New and old open problems
The series of blog posts was generally well received, and some posts triggered interesting discussions. However, my hope that at least a few of the problems might be considered as “solved” after half a decade turned out to have been a false one. When looking back at the list of ten problems now, almost five years after I first proposed them, I do not have the feeling that we got any closer in solving any of them.
Inference problems
As far as inference problems are concerned, no significant progress was made with respect to the tasks of automated morpheme segmentation (Problem 1) and automated sound law induction (Problem 3).

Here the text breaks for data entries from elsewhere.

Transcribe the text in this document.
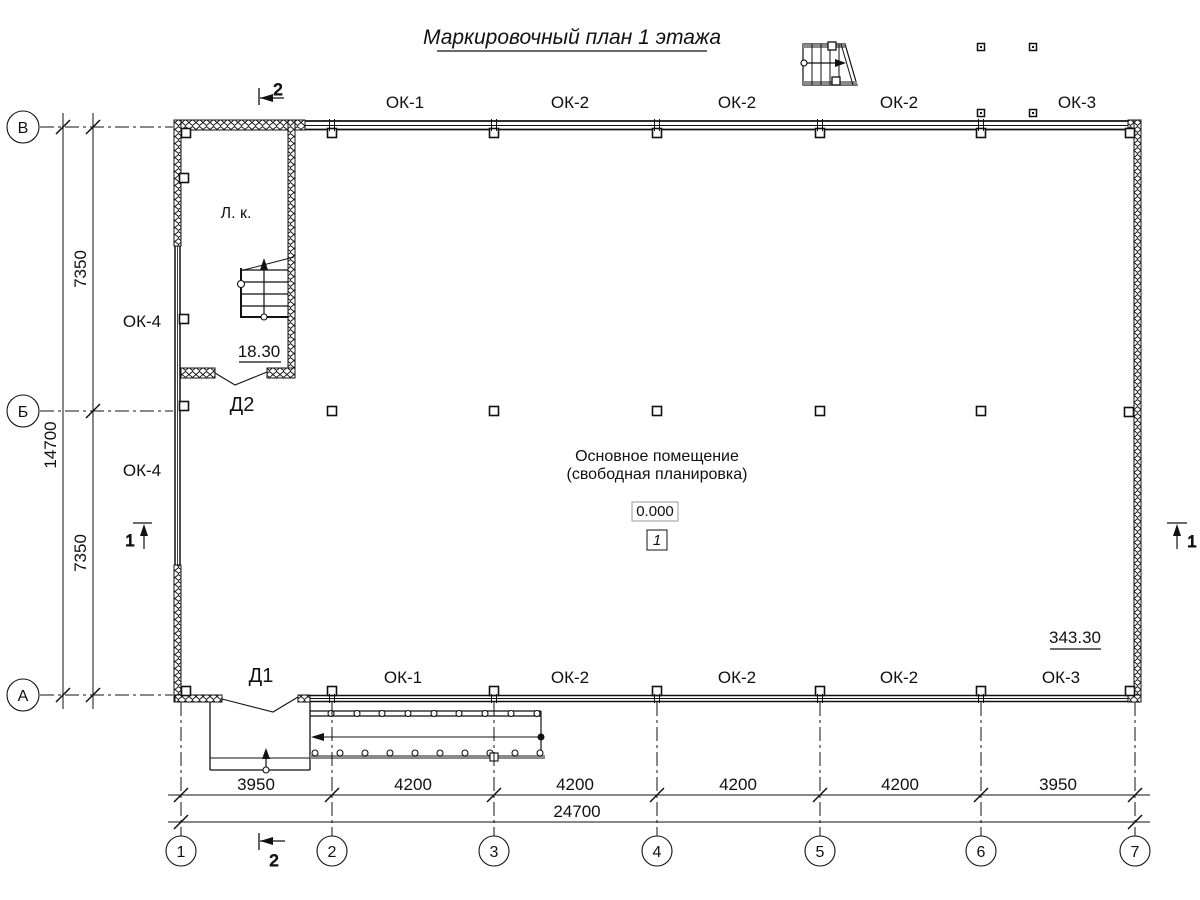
Маркировочный план 1 этажа
7350
7350
14700
В
Б
А
2
2
1	1
ОК-1	ОК-2	ОК-2	ОК-2	ОК-3
ОК-1	ОК-2	ОК-2	ОК-2	ОК-3
ОК-4
ОК-4
Д2
Д1
Л. к.
18.30
Основное помещение
(свободная планировка)
0.000
1
343.30
3950	4200	4200	4200	4200	3950
24700
1	2	3	4	5	6	7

Quite a few new methods have been proposed to address the detection of lexical borrowings (Problem 2). Among these are supervised approaches (which I had deliberately excluded, since I consider unsupervised approaches as more useful when it comes to inference problems) that made use of recurrent neural networks ( Miller et al., 2020), there are tree-based approaches that even try to identify the direction of borrowings ( Neureiter et al., 2022), ^ 6 ^ and there are numerous attempts to handle very specific cases of lexical borrowing, such as contact across language families ( Hantgan et al., 2022; List & Forkel, 2022) or contact induced by dominant languages ( Kaiping & Klamer, 2022; Miller & List, 2023).

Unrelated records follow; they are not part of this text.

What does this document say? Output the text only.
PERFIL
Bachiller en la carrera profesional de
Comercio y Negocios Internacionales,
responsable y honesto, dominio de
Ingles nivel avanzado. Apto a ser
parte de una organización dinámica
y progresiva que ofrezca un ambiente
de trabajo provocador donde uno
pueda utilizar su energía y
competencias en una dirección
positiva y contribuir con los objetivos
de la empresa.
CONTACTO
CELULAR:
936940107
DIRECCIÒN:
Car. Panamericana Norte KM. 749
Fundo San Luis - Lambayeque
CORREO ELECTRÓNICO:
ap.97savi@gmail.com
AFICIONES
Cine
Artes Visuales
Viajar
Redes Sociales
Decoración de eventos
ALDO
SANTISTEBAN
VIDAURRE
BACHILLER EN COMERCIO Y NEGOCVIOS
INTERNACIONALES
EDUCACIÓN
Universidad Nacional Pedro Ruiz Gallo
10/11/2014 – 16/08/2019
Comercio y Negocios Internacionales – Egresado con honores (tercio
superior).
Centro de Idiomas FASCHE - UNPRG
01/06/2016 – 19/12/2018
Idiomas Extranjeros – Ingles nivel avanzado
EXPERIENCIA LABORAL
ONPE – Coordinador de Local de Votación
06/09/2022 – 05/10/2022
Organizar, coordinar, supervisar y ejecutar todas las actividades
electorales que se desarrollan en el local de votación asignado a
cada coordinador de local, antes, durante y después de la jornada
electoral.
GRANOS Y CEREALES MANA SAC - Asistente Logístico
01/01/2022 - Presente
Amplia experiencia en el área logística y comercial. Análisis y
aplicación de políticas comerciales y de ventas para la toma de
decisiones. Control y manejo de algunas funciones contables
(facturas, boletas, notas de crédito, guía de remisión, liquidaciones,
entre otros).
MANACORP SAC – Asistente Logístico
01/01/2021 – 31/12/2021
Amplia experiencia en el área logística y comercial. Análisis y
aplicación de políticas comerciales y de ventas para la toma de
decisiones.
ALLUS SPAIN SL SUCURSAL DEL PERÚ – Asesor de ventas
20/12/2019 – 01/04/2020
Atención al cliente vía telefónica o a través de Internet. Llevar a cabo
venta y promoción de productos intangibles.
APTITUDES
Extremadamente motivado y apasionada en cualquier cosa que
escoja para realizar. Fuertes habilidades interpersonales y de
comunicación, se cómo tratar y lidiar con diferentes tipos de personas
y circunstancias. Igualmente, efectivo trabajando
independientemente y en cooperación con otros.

While all of these methods may contribute to the detection of borrowings in particular cases, all of them suffer from the problem that they need very specific conditions to work. For supervised approaches, we need labeled training data, for tree-based approaches to borrowing detection, we need phylogenetic trees, for borrowing detection across language families, we need languages to belong to different families, and for the detection of borrowing from dominant languages, we need to deal with languages that are spoken in a region where dominant languages occur.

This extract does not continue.